Question about replaced values

HallsofIvy

Elite Member
I have no idea what you are asking! You post what appears to give an "alternative method" to solving a problem but you don't post the problem itself.

HallsofIvy

Elite Member
?? Is this the same problem as in your thread "Replacing absolute value"? Again, you show just part of the information. Apparently this involves a first order differential equation with a given initial condition, apparently of the form y(-1)= some given number. If that is correct then the "logic" is that you have found the general solution to the differential equation to be of the form y(x)= F(x, C) where C is a "constant of integration", the undetermined constant that occurs when integrating (because the derivative of any constant is 0). In order to determine what C must be we must get an equation involving only C. To do that we replace x and y with the values given in the initial condition. If that initial condition is of the form y(-1)= A then replace x by -1 and y by A to get an equation in C only.

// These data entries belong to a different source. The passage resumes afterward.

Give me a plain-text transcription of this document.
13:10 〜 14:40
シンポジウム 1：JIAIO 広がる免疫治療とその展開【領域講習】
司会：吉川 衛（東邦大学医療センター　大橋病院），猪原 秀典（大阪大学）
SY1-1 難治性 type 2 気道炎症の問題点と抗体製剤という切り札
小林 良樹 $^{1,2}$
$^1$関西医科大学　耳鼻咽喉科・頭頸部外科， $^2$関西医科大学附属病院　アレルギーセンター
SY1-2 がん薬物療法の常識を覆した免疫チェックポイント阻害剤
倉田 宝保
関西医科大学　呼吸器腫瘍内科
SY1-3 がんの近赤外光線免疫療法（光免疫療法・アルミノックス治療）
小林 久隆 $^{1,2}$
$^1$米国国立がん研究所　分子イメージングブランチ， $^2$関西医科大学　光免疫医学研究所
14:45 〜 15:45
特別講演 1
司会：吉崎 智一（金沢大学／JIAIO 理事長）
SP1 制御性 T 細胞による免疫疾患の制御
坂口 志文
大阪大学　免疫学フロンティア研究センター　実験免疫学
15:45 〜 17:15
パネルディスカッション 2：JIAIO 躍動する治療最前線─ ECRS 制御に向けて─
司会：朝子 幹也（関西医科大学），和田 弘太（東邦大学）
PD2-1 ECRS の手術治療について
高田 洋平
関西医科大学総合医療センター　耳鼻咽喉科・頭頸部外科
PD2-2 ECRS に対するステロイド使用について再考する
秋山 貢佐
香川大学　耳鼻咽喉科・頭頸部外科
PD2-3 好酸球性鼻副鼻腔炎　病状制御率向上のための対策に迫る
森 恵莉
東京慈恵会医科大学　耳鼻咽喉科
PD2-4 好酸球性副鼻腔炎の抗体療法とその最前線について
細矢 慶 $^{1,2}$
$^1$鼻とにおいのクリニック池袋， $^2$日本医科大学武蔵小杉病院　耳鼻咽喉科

I can't say more than that without knowing what the differential equation (or at least the general solution) is and what the initial condition is.

Dr.Peterson

Elite Member
This sort of makes sense when I see what they've done but I don't understand the logic well enough to use this method myself. It seems a little arbitrary. Any help would be appreciated!

View attachment 10640

Here we have replaced |y - 1| by 1 - y and |x + 3| by x + 3, since we are interested in x and y near the initial values x = -1, y = 0 (for such values, y - 1 < 0 and x + 3 > 0).

then you are given an explanation, but perhaps it needs a little more.

Apparently in the problem you didn't show, you only need to find a solution that includes (-1, 0), so you can restrict your attention to points near there.

If x is near -1, then x + 3 is near 2, and therefore is positive (taking "near" to be "no farther away than 2 units"). The absolute value of a positive number is the number itself, so |x + 3| = x + 3 in this case.

If y is near 0, then y - 1 is near -1, and therefore is negative (if y is within 1 of 0). The absolute value of a negative number is its negative, so in this case |y - 1| = -(y - 1) = 1 - y.

That is what they are saying.

Is that what you were asking? (It helps to both state the context, and be specific in what you ask.)